In the early 1990s, shipowner Koole Terminals commissioned a new chemical coaster for transporting edible oils, the Star Bonaire, destined for short sea shipping. With a loading capacity of 2500 tonnes, and at 90 metres long and 12 metres wide, it was to be the first cylindrical storage carrier, based on a tank model used for inland shipping. While construction went according to plan initially, soon several concerns surfaced. Based on calculations, the tank construction design was unfit for an open sea environment, where natural forces may contort the ship, causing undue stress on the tank structure. Launching this vessel into open waters could end in disaster.
To still make the deadline, curb excess costs, and minimise risks, Koole Engineering was rushed in to reengineer the whole tank system and its foundations. By using the Finite Elements Method (FEM), Koole Engineering was able to quickly chart and deduce water forces on the Star Bonaire’s hull, and adapt and improve the tanks’ resilience accordingly. Within the course of just four months, Koole Engineering reengineered the Star Bonaire’s tanks using the limits of its existing foundation, and oversaw its production process.

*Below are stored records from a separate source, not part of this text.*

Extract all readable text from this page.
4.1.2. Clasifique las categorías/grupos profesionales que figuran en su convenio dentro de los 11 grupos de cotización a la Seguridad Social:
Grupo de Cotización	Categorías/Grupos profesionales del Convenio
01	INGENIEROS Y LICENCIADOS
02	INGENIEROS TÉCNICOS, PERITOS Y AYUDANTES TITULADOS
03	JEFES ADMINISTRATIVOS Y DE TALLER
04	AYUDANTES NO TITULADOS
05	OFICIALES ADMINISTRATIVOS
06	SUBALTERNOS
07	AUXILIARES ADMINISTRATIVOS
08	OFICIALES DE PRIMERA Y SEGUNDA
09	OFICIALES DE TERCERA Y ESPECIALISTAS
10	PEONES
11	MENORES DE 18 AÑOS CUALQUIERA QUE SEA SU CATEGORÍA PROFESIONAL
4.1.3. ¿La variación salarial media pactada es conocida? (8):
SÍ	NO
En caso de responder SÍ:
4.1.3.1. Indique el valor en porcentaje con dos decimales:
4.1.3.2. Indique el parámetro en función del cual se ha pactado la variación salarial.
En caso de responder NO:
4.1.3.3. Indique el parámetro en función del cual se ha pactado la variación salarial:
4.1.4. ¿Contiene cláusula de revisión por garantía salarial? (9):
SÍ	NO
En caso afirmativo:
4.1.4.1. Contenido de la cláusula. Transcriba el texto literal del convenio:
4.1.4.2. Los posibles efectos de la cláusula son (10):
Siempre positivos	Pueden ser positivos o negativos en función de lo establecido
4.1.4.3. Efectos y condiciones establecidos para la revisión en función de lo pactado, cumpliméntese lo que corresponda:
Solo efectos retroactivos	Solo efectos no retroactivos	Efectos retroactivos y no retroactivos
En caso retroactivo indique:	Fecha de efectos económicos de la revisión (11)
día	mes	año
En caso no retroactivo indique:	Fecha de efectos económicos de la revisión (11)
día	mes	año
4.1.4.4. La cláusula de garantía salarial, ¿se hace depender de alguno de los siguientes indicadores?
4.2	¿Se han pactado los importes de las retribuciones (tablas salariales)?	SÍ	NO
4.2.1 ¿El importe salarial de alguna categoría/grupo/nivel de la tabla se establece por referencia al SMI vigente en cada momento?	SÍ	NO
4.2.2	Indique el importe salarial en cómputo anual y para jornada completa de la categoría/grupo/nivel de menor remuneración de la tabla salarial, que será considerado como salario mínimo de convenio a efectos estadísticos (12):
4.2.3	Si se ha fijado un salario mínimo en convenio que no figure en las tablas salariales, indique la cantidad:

The Star Bonaire formed the basis of our innovative solution, Orca Tank Technology, which we submitted for patent rights.
The ship was launched in 1997. To date, more than twenty years later, the Star Bonaire still sails, and its owners still benefit from its system of independent cylindrical tanks.
After the Star Bonaire, we further developed and refined the technology, leading to even more effective tank configurations.